In the early 2000s, as Liberty’s congregation grew in size and property, they moved their worship and after-school programing to the campus of the former Calvary Presbyterian Church, leaving the arched ceiling and stained-glass windows of Highland Park open for a new purpose and call to witness in the neighborhood.

The Rev. Dr. Alika P. Galloway is co-pastor of Liberty Community Church and executive director of Northside Healing Space. (Photo by Rich Copley)
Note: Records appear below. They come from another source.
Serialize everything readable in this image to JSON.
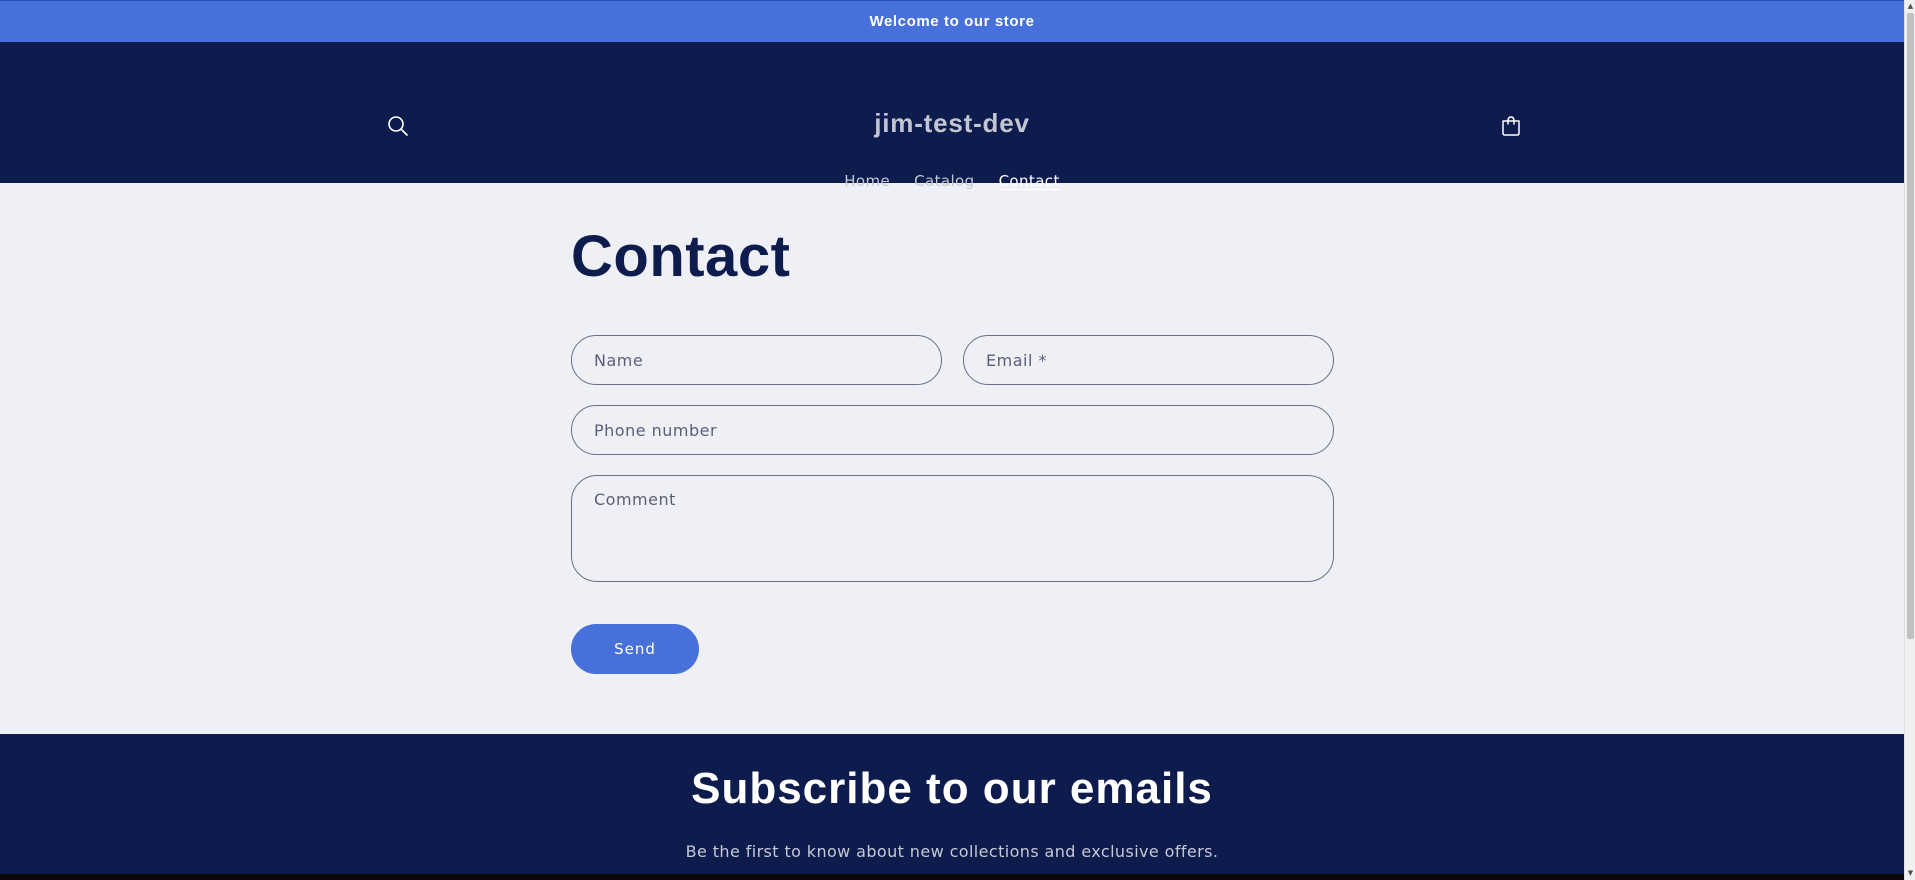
{
  "announcement": {
    "text": "Welcome to our store"
  },
  "header": {
    "brand": "jim-test-dev",
    "nav": [
      {
        "label": "Home",
        "active": false
      },
      {
        "label": "Catalog",
        "active": false
      },
      {
        "label": "Contact",
        "active": true
      }
    ],
    "search_icon": "search-icon",
    "cart_icon": "cart-icon"
  },
  "contact": {
    "title": "Contact",
    "fields": {
      "name_placeholder": "Name",
      "email_placeholder": "Email *",
      "phone_placeholder": "Phone number",
      "comment_placeholder": "Comment"
    },
    "send_label": "Send"
  },
  "newsletter": {
    "title": "Subscribe to our emails",
    "text": "Be the first to know about new collections and exclusive offers."
  },
  "colors": {
    "accent": "#4770db",
    "navy": "#0e1b4d",
    "background": "#eff0f5"
  }
}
Sitting on the stoop of that sanctuary, the Alika Galloway would listen to the stories of women and youth in her neighborhood and felt called to create the Northside Healing Space. Part of the process included securing a grant to renovate the space and selling stained-glass windows that featured white men. Galloway recalled the moment she knew the windows had to go, when a transgender youth told her the images kept them from feeling welcome or healed in the space despite the removal of pews and the new, comfortable furnishings.

Today the light-filled sanctuary, renovated dining spaces, therapy offices, and artfully decorated labyrinth and yoga room welcome the weary and wounded as well as groups of weavers, young gardeners, and other community groups focused on healing and resisting the violence and microaggressions that society turns on bodies, especially Black and brown ones.

The Rev. Roberta Jones (Photo by Rich Copley)

“Jesus put his hands on people,” said the Rev. Roberta Jones, who serves on session at Liberty, co-leads its social justice advocacy ministry and hosts a weaving circle for women at the Northside Healing Space. “Healing can take place not just through words of comfort, but in actually getting down into the mud and touching people.”

The Rev. Cyreta Oduniyi, who serves as the chief operating officer of the Northside Healing Space and as the pastor for Youth Development at Liberty, said that her womanist training has helped her to discern how to both hold a boundary and cross a border when someone is in crisis and in need of help. “You always invite God into the space,” said Oduniyi. “That’s how you ground the chaos.”